My school’s health curriculum needs to be revised to fix its treatment of sexual assault and harassment. To start, the teachers can speak up about comments that clearly miss the point or contribute to a misunderstanding of the topic they’re trying to teach. The health department at my school has been faced with a lot of criticism in its time and has made a lot of quick changes to adapt to students’ demands and needs. In the process, I think, it has become scared. Scared of saying the wrong thing, scared of being problematic. Scared of taking too much of a stance on one thing or another. This is why my teacher refuses to use male pronouns in speaking about perpetrators of sexual assault even though men make up the overwhelming majority of assaulters. This is why my teacher will not tell my classmate that v-neck shirts are not violations. And, on the other side of the coin, this is why my teacher will leave uncriticized student presentations that misrepresent the prevalence and severity of false rape accusations. The health teachers think that they cannot take a side, they cannot shut a student down. But stepping back and allowing discussions to go unmediated allows the ignorance and misunderstandings that we as students hold to take center stage, and stay there.

 

But beyond deciding to better facilitate class discussions, the health department needs to take active steps to actually teach us about sexual assault and its causes. By discussing power and sexism as the root of all forms of violation and sexual violence, we can move past thinking about harassment and assault as an inevitability that can only be combated (somehow?) by a tentative acknowledgement of its existence. Instead of placing the responsibility on the victim - as we are so prone to do in conversation and in the media - we can not just give girls handouts about how to keep themselves safe from abusive relationships, but actually get boys thinking about how certain actions support a culture of sexual entitlement and violence, and maybe stop some of them from becoming abusers themselves.

 

At my school, we’re lucky to have ample time allotted for sex ed. We have the opportunity as a school to start discussions about harassment and assault that exemplify the discussion we ought to be having in the real world - a conversation that, above all, starts with a critical look at the role of gendered power in allowing and supporting sexual violence. It might be a long shot, but we’ve got to try. We’ve got to do better than this.

 

Before publishing this piece, I reached out to my health teacher with my concerns about the lesson described here and other facets of the course. She has been very receptive to my thoughts and has shown a willingness to take these criticisms into account in future lessons on the same theme.

 

SOURCES:

1. https://www.politifact.com/california/statements/2018/feb/19/jackie-speier/fact-checking-sad-statistic-number-women-murdered-/ - exact statistic varies in different reports, as this article mentions, but the impact of the statement remains the same.
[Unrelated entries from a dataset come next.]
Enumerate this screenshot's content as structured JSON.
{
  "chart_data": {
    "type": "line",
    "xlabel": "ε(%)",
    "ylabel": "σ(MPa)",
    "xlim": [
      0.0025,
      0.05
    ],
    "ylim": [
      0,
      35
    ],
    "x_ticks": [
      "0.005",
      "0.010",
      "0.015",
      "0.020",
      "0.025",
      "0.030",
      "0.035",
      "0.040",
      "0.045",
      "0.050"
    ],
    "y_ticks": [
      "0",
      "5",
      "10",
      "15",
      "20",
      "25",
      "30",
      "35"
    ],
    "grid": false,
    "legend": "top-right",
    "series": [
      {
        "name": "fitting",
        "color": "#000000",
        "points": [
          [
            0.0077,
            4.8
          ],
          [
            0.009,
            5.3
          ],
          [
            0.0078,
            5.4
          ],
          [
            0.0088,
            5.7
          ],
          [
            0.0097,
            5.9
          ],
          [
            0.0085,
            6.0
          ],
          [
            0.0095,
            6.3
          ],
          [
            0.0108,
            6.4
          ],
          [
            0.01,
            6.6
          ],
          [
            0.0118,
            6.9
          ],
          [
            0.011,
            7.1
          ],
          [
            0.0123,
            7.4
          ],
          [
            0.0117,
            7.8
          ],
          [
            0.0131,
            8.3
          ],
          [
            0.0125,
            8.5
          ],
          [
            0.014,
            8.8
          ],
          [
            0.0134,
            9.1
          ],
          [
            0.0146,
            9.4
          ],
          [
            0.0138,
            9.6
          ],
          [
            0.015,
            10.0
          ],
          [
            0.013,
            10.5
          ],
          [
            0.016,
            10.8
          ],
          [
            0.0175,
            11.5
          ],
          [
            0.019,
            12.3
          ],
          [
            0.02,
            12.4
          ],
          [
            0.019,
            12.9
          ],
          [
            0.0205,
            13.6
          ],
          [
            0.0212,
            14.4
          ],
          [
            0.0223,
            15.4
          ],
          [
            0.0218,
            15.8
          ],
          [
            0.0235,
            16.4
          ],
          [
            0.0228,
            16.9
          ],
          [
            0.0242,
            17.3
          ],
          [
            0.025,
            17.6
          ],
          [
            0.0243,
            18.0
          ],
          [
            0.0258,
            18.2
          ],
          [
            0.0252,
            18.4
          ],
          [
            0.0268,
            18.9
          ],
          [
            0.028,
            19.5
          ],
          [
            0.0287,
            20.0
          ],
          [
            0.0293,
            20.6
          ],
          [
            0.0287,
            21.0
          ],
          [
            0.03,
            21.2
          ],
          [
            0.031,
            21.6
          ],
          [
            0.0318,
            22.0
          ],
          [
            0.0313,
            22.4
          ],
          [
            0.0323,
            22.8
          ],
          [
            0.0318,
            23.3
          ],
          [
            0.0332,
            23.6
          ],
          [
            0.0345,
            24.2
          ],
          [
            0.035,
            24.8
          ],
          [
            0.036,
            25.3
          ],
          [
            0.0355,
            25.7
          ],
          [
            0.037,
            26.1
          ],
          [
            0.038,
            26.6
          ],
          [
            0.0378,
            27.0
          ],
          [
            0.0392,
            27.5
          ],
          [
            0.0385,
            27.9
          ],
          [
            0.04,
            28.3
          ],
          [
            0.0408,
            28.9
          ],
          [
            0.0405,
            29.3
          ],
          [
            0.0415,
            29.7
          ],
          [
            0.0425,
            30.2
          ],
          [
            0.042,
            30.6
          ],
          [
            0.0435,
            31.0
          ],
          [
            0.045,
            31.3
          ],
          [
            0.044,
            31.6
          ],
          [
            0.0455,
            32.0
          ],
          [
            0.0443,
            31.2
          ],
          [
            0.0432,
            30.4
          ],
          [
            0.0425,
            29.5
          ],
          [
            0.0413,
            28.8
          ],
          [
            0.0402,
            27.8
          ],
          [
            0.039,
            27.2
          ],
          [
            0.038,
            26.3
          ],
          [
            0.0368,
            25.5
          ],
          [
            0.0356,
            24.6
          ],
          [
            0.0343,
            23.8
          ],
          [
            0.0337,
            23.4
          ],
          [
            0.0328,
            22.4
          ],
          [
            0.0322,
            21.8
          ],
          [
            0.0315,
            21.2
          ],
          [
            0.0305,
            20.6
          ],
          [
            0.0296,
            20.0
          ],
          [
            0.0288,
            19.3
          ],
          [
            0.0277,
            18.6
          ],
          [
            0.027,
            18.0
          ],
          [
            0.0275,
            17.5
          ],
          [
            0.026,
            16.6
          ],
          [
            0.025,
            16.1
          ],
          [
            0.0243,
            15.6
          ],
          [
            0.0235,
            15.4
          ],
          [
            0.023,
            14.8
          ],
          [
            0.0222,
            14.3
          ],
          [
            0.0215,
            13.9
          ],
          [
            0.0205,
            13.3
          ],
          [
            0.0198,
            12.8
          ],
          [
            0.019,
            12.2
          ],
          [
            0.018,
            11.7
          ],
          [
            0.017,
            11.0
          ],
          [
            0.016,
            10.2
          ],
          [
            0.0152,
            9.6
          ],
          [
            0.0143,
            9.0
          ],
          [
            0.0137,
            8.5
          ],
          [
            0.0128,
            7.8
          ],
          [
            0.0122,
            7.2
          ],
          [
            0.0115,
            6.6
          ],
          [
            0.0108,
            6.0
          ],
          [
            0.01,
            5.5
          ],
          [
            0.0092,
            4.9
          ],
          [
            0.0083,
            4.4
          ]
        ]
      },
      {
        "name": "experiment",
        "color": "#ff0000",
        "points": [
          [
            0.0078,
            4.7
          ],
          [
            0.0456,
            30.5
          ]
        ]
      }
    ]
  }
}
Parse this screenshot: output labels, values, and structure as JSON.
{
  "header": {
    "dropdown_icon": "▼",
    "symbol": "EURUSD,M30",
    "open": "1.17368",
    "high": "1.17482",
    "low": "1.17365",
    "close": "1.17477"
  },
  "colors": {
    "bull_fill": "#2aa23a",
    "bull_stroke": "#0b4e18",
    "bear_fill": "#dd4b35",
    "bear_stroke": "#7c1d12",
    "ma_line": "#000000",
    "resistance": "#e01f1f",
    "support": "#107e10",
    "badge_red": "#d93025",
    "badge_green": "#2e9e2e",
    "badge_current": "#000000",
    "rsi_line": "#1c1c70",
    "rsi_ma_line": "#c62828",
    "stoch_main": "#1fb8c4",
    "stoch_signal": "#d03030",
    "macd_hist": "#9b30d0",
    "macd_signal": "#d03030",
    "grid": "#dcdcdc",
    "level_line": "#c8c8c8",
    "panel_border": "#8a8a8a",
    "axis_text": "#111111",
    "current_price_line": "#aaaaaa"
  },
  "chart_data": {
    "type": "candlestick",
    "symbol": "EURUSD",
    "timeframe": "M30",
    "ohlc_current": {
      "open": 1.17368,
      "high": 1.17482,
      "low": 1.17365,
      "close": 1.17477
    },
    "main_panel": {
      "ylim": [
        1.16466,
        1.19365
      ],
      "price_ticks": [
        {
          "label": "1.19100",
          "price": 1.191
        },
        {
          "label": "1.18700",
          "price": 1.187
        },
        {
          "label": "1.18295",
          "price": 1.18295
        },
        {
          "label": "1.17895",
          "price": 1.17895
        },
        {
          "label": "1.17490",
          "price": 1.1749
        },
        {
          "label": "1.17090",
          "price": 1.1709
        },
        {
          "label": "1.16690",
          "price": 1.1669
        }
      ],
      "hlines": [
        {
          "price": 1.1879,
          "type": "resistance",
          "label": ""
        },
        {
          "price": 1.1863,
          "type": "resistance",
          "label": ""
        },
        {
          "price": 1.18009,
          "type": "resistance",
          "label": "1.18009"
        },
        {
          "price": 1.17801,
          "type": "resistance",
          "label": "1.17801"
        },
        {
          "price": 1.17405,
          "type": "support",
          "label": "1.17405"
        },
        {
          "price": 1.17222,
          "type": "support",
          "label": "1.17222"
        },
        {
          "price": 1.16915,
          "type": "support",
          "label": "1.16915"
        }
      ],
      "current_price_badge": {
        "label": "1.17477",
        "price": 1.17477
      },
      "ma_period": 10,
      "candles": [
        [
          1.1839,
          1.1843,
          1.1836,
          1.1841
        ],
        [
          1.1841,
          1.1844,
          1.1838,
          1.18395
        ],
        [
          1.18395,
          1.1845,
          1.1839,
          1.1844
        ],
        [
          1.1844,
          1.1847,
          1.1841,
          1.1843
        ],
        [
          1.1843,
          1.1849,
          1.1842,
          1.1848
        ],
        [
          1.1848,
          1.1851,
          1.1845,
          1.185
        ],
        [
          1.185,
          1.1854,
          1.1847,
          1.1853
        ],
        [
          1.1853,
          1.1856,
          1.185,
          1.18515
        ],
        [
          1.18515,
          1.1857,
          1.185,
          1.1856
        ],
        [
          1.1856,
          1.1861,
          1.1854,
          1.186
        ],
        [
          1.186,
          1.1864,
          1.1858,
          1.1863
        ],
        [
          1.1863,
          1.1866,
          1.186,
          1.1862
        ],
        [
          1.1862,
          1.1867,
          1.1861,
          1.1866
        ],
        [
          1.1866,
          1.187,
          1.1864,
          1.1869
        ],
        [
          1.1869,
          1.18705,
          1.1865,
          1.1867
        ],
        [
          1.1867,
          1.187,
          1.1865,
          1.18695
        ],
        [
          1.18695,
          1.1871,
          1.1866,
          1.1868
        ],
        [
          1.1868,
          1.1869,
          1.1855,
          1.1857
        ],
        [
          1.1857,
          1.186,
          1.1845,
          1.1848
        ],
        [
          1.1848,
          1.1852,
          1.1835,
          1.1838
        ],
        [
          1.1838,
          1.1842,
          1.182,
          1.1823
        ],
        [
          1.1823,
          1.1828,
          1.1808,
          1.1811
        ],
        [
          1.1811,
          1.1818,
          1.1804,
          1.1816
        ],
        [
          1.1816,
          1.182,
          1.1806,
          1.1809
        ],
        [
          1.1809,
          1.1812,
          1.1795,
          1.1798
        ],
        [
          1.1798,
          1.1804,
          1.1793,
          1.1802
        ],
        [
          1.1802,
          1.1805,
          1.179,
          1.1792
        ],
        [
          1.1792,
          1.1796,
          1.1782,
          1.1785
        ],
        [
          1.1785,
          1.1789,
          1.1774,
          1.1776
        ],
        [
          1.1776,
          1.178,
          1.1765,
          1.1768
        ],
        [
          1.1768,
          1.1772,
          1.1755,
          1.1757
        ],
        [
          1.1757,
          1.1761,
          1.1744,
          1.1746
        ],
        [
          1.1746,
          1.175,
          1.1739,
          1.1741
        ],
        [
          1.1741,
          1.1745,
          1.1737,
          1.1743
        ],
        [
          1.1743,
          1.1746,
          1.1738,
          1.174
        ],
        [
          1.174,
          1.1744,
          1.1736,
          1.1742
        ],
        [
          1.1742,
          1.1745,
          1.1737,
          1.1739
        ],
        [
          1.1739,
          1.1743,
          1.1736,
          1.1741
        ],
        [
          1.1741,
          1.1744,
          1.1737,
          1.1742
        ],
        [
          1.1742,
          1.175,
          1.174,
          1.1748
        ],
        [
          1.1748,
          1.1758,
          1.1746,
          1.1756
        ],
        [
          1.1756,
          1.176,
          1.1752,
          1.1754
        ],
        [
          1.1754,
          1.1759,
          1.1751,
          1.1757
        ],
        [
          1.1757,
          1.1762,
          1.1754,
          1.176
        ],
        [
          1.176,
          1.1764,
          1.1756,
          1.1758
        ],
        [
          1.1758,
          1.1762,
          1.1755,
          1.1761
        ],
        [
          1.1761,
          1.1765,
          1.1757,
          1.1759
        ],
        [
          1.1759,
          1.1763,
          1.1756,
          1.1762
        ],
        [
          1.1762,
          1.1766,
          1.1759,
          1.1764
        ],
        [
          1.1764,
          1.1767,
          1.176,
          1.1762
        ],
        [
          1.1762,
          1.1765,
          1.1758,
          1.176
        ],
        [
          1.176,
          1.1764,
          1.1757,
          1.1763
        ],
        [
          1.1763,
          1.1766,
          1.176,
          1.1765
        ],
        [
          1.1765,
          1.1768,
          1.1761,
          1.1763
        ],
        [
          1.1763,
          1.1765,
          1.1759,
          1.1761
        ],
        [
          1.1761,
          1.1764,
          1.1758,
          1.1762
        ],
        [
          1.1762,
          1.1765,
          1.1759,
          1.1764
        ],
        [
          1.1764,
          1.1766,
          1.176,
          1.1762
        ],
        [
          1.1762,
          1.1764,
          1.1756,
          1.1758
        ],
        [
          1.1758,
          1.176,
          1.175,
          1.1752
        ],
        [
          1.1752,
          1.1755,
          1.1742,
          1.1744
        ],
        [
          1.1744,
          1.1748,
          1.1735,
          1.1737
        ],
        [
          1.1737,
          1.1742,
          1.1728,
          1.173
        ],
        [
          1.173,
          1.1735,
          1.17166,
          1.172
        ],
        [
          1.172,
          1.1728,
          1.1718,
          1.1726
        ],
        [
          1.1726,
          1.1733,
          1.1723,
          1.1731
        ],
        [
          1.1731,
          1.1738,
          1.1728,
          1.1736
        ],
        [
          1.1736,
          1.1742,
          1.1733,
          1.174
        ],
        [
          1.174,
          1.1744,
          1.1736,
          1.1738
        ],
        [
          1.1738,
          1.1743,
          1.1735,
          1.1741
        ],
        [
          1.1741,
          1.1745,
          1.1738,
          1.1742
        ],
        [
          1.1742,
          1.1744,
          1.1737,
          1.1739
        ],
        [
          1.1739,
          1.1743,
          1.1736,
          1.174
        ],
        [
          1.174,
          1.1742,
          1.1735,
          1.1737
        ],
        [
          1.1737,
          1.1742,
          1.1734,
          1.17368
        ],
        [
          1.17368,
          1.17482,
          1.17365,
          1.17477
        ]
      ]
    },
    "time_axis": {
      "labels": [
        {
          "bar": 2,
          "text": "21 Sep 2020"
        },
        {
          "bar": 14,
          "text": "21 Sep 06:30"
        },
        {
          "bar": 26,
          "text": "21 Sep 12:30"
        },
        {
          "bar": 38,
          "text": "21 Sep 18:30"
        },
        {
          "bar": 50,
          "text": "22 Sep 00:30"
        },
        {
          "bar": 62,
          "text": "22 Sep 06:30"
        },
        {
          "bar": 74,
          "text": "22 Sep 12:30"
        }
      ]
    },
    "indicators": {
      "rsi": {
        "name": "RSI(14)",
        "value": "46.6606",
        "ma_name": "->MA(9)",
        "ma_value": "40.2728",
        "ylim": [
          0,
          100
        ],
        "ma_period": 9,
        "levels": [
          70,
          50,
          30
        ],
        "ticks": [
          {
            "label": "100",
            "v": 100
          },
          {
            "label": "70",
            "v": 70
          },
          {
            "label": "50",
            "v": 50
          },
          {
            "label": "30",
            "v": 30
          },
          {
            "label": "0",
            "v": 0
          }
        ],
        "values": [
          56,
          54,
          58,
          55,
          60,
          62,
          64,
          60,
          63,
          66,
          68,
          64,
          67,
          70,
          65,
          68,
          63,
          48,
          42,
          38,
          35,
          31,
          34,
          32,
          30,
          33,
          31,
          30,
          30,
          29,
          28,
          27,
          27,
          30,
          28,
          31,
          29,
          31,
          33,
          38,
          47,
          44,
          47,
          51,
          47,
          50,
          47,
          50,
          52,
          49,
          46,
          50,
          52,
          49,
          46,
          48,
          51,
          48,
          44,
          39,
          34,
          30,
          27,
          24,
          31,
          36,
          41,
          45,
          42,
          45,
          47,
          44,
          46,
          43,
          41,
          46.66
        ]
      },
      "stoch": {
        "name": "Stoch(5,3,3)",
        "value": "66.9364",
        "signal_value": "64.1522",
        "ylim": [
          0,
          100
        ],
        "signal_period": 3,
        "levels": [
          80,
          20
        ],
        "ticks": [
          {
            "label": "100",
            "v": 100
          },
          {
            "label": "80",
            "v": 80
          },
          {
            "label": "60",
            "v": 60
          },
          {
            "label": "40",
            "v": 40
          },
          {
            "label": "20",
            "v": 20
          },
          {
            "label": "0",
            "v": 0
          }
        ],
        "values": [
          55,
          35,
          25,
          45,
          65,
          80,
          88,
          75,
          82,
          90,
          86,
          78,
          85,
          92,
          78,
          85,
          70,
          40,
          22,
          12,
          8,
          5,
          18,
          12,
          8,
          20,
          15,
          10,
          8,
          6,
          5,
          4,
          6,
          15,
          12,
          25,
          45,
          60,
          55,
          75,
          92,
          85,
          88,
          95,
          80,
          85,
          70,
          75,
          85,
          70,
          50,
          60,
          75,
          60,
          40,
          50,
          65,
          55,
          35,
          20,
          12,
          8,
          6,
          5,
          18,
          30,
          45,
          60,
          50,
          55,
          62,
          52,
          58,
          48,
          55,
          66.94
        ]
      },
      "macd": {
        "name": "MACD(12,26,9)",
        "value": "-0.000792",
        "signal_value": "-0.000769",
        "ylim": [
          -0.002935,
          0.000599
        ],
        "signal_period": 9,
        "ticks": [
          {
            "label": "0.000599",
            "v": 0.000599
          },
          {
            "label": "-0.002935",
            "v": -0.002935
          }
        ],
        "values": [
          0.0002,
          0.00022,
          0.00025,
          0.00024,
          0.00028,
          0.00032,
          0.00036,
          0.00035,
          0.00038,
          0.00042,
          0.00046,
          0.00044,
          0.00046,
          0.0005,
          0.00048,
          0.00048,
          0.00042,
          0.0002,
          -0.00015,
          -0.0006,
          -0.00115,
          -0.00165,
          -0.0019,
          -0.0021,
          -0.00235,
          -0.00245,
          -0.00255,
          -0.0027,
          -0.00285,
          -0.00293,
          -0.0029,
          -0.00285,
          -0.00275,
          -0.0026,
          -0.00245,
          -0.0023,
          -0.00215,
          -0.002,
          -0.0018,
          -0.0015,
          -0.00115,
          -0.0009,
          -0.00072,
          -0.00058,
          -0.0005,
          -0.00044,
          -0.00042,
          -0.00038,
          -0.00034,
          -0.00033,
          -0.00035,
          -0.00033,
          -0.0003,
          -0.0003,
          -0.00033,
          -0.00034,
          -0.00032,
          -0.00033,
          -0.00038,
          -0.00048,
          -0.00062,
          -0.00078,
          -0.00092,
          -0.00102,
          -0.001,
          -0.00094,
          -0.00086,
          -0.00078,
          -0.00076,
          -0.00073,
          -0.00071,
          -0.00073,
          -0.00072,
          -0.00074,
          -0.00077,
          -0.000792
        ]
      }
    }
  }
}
2. https://www.latimes.com/local/lanow/la-me-ln-brock-turner-release-jail-20160829-snap-story.html

3. http://www.tomdispatch.com/post/175641/tomgram:_rebecca_solnit,_the_longest_war/ - which cites, in turn: https://www.upworthy.com/dont-believe-in-the-war-on-women-would-a-body-count-change-your-mind?g=2&c=ufb1 . I included both because I strongly encourage anyone reading this article to next direct your attention to the first one - by Rebecca Solnit - that I cited.